A Blue Shield customer from San Diego emailed Consumer Watchdog recently to complain about a 59 percent rate hike. his comment, according to Consumer Watchdog's Jamie Court:
There is no market for health insurance. You have two choices: 1. Pay whatever they say. 2. Die.
That's about it, right there.
You know why nobody in Sacramento can do anything about health insurance rates ? It's because by law our state Insurance Commissioner is really just a car-insurance and home-insurance commissioner with little authority over health insurers. That goes back to Prop. 103, the landmark ballot measure that created an elected insurance commissioner and dramatically restricted unfair practices by liability insurers. But Prop. 103 (thanks to the one-subject rules for initiatives) couldn't take on health insurance.
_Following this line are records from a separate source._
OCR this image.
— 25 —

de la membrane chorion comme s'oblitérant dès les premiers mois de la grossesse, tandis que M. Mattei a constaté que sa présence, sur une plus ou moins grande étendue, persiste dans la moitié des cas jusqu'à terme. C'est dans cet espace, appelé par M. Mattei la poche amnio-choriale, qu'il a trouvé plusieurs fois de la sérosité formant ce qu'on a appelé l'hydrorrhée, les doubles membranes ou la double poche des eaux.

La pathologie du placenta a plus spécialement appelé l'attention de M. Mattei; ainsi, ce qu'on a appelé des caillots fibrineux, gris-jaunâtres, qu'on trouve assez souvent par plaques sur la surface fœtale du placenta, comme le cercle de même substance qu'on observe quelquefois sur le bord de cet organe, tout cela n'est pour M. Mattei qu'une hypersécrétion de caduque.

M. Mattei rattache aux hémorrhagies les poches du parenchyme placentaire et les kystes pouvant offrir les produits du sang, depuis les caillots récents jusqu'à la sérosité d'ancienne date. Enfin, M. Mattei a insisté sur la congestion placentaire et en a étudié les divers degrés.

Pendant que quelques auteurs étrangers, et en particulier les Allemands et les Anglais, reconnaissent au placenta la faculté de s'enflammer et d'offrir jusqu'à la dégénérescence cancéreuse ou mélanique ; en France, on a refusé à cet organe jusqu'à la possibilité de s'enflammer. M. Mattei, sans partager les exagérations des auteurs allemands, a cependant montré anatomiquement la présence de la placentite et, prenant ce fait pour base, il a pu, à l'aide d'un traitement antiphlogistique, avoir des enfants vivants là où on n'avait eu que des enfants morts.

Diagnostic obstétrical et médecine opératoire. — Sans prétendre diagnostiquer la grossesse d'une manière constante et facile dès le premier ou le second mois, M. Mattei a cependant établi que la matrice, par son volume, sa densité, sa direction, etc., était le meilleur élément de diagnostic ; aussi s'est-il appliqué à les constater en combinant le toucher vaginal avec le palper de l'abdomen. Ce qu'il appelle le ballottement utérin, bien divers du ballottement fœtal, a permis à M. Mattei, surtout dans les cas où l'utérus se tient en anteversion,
Now there's a bill in Sacramento, AB 52, that would give the insurance commissioner the ability to regulate health insurance rates — and the lobbyists are going nuts. But as Court says, Blue Shield made a big mistake — not only by radically raising rates but by refusing a request by Insurance Commissioner Dave Jones for a 60-day delay. "They have become the poster child for rate regulation," Court told me. And if the Legislature doesn't pass the bill (a similar effort failed last year) Court and Consumer Watchdog are looking at a major mesure for the 2012 ballot that would be the health-insurance equivalent of Prop. 103, a measure to control rates — and mandate a public option for Californians.
"We will have the same conditions in 2014 that we had with car insurance in 1984," he said. "The government says you have to buy it, but there's no regulations on cost."